PERKS OF BEING A WALLFLOWER, THE

THE PERKS OF BEING A WALLFLOWER

(director/writer: Stephen Chbosky; screenwriter: based on the novel by Stephen Chbosky; cinematographer: Andrew Dunn; editor: Mary Jo Markey; music: Michael Brook; cast: Logan Lerman (Charlie), Emma Watson (Sam), Ezra Miller (Patrick), Dylan McDermott (Father), Kate Walsh (Mother), Paul Rudd (Mr. Anderson), Mae Whitman (Mary Elizabeth), Melanie Lynskey (Aunt Helen), Nina Dobrev (Candace), Johnny Simmons (Brad), Joan Cusack (Dr. Burton), Nicholas Braun (Ponytail Derrick), Tom Savini (Mr. Callahan), Patrick de Ledebur (senior bully), Zane Holtz (Chris), Reece Thompson (Craig), Erin Wilhelmi (Alice), Adam Hagenbuch (Bob); Runtime: 103; MPAA Rating: PG-13; producer: Lianne Halfon/John Malkovich/Russell Smith; Summit Entertainment; 2012)


“Rings inauthentic throughout.”

Reviewed by Dennis Schwartz

A cliched formulaic touchey-feely coming-of-age sappy teen film based on the popular 1999 novel by Stephen Chbosky (“The Four Corners of Nowhere”), who directs and writes the screenplay. Every character schematically serves the purpose of the agenda that “we accept the love we think we deserve.”The film rings inauthentic throughout as just so much goo, but despite all its missteps it doesn’t ring completely false till the third act where it wraps things up unconvincingly in neat bundles by dropping its bombshell and just about every devious and undeveloped character somehow gets reformed into being a better human being and better prepared to meet the challenges of the outside world.

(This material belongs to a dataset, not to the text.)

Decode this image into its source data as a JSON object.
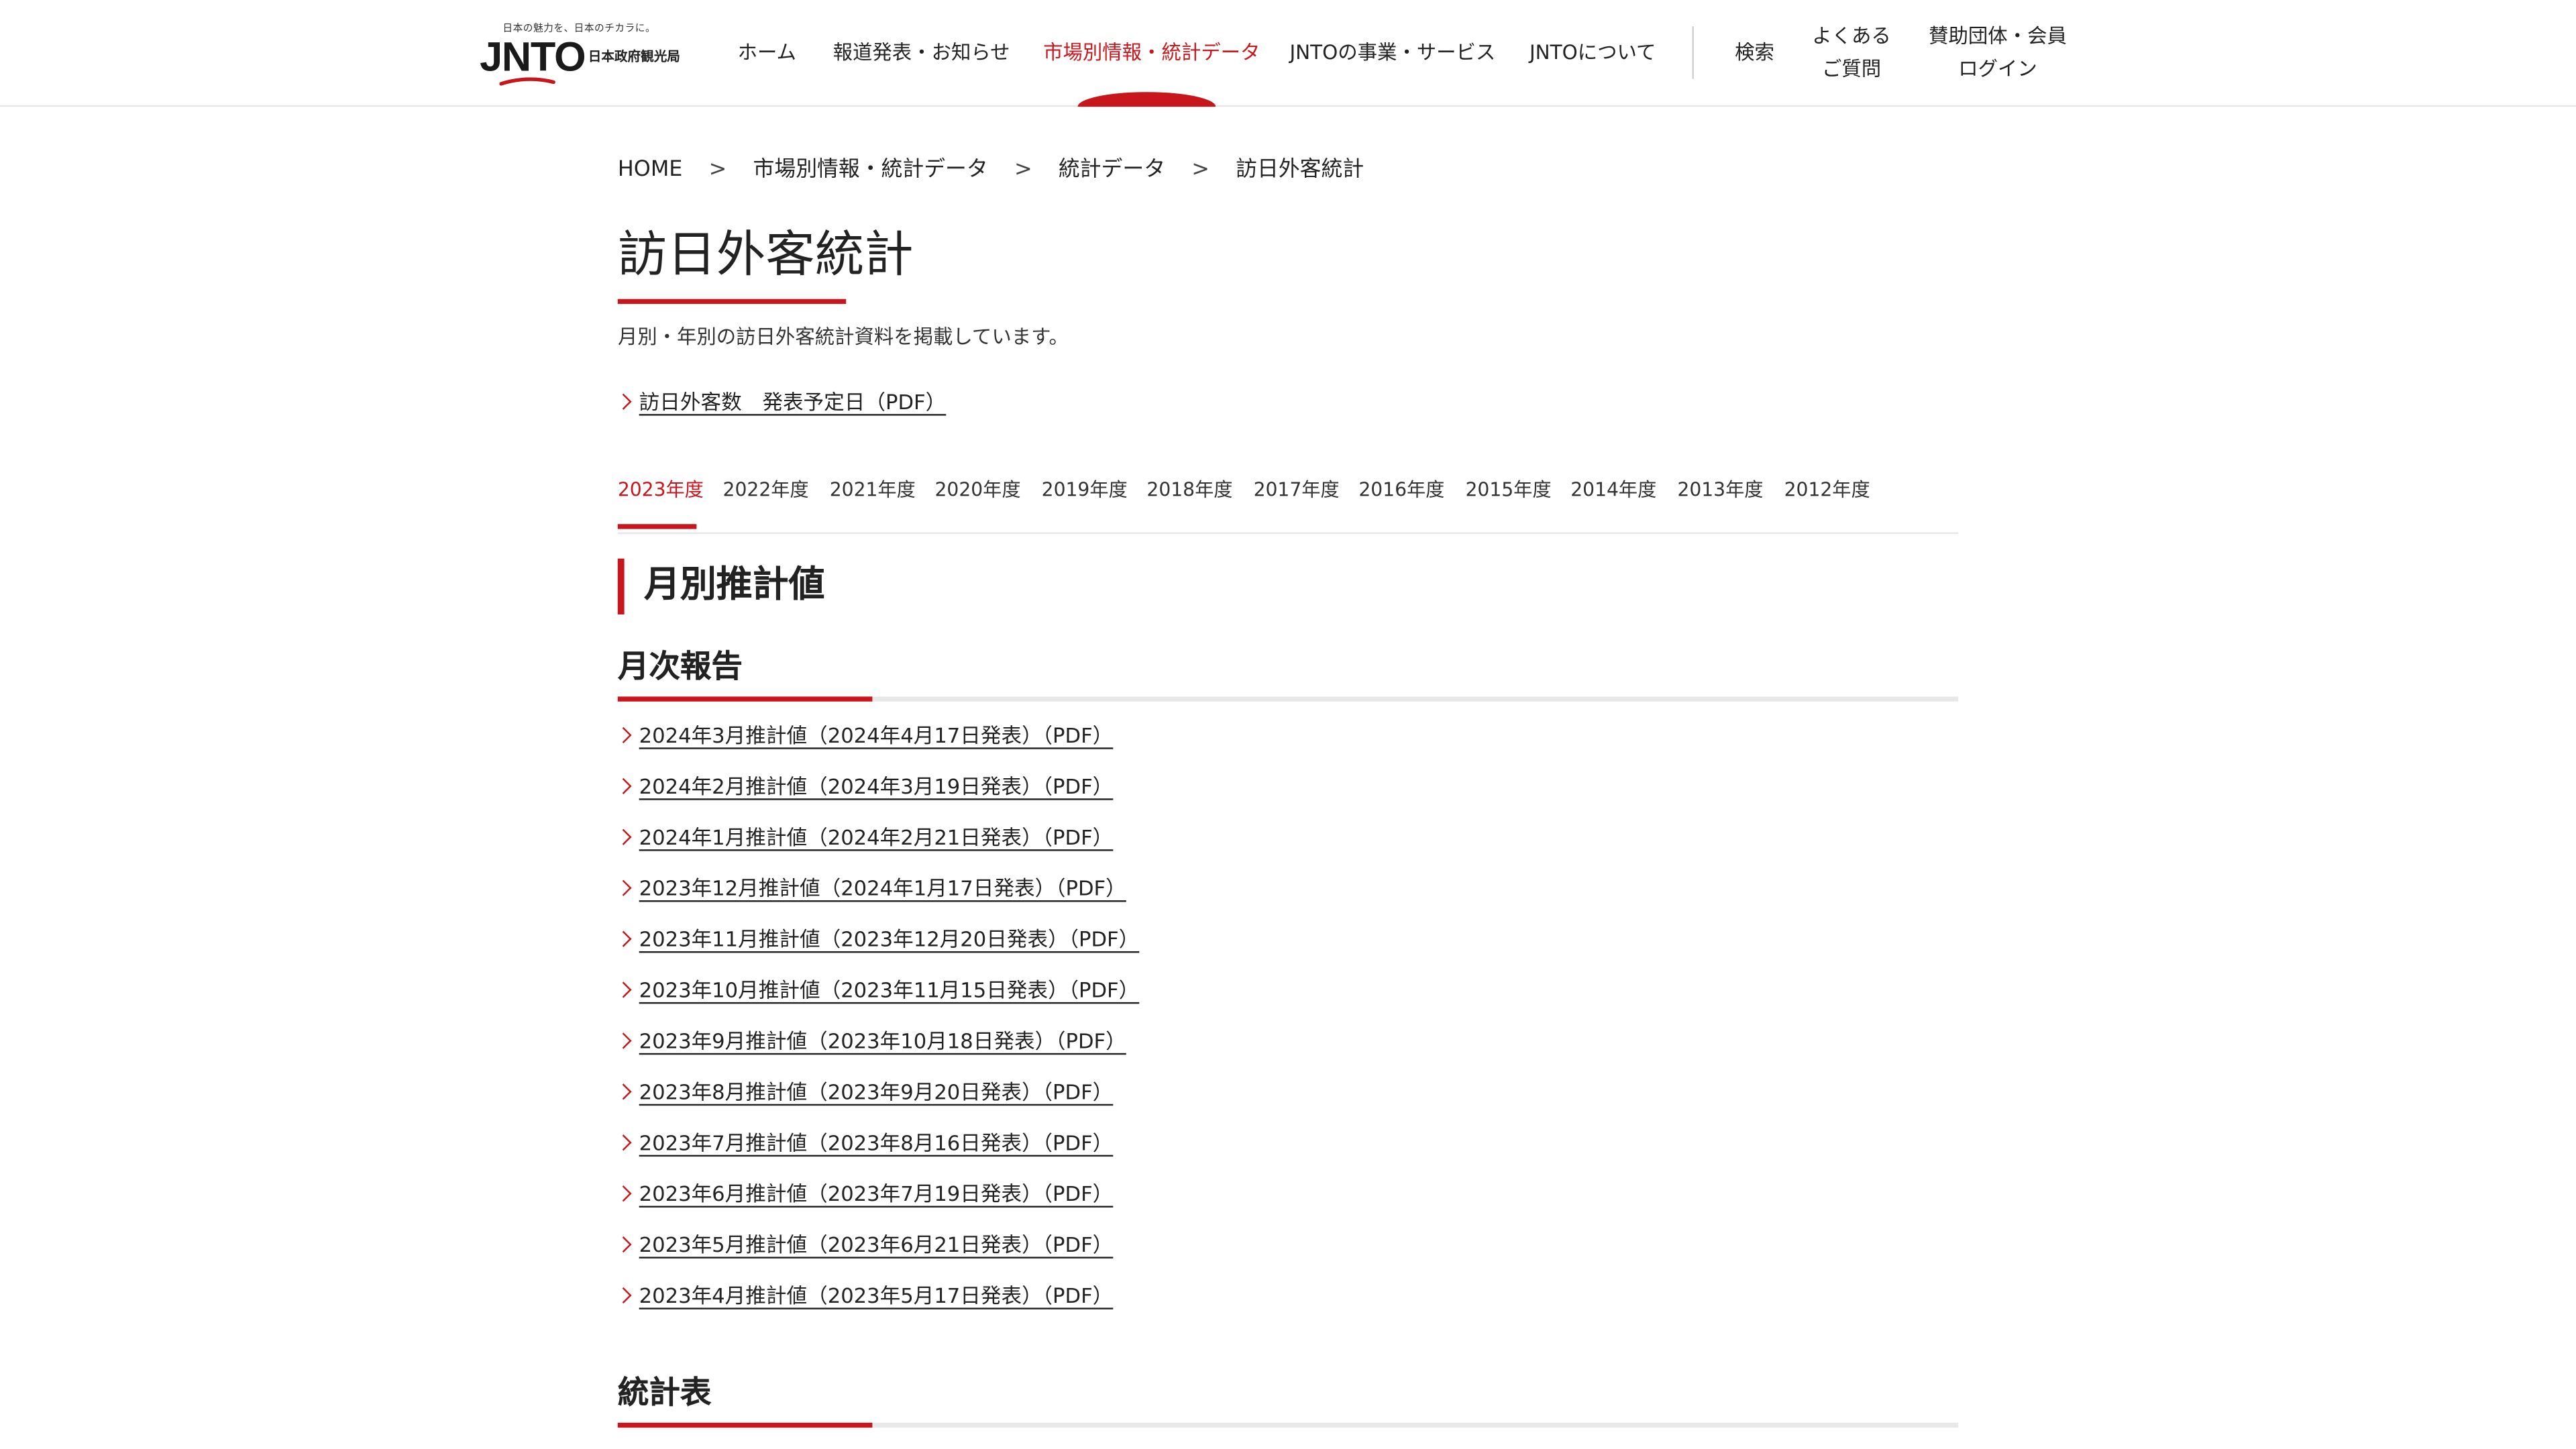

It features“Harry Potter” girl Emma Watson breaking type by playing a slut who becomes a good girl.

Introverted, lonely, smart and perceptive Charlie (Logan Lerman), an aspiring writer, writes letters in longhand to an imaginary friend, lives in a comfortable middle-class ranch home in the suburban town of Mill Grove, Pennsylvania, just outside of Pittsburgh, with his devout Catholic family. His sister Candace (Nina Dobrev) is a high school senior dating creepy student Ponytail Derrick (Nicholas Braun), and chooses to ignore her needy nerd brother in his time of need. The older jock brother (Zane Holtz) plays football at Penn State and though caring is too distant to be protective over his little bro, as he was when he lived at home. Charlie is anxious about starting high school as a freshman and having no friends, hoping high school will result in a better life.

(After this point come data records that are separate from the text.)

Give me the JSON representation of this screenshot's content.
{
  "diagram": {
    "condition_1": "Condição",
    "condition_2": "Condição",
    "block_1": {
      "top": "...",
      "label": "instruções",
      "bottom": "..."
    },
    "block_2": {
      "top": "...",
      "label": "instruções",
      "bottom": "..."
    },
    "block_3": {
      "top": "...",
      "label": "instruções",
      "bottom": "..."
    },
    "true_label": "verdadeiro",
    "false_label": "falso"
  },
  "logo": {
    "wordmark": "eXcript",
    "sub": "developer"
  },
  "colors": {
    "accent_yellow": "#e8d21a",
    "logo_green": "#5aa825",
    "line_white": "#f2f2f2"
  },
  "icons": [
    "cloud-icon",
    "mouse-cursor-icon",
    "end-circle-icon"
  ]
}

Luckily Charlie, struggling to overcome a long time mental illness, gets a great English teacher (Paul Rudd), who mentors him. In shop class he strikes up a conversation with the senior gay misfit Patrick (Ezra Miller), and at a high school football game meets Patrick’s pretty senior stepsister, Sam (Emma Watson), whom he falls in love with at first sight. But she’s dating a conceited asshole college student (Reece Thompson) and the timid Charlie is afraid to ask her out thinking she’s too good for him. Friendship with these two outgoing seniors gives the loner a place to fit in and meet the siblings’ clique of friends, and by hanging out with them Charlie gets his first drug high, his first kiss and first crack at navigating the difficulty of friendships. The gist of the story is about the ups-and-downs of Charlie’s freshman year and dealing with the secret demons of his past, that include his strange relationship with his deceased Aunt Helen (Melanie Lynskey).

The pic’s most exciting moment has Sam standing in the back of her brother’s speeding pick-up truck and swinging wildly to David Bowie’s “Heroes” while going under a tunnel and with Charlie then spending the rest of his freshman year trying to find the song he doesn’t know the name of to give as a mixtape present to his secret love.

Chbosky’s book was a series of personal letters written by Charlie, but changed here to make it more cinematic by using flashbacks and a Charlie voice-over to tell his tale of how the sad-sack wallflower found himself. It depicts Charlie going from an awkward geek to someone valued as a sensitive friend with tremendous insight into someone’s pain and trials. The pic, at best, comes off as well-intentioned soap opera mush. It’s set in the early 1990s and scores with a nostalgic period detail reminder of the high school kids putting on their version of The Rocky Horror Picture Show, with Charlie dressed in drag.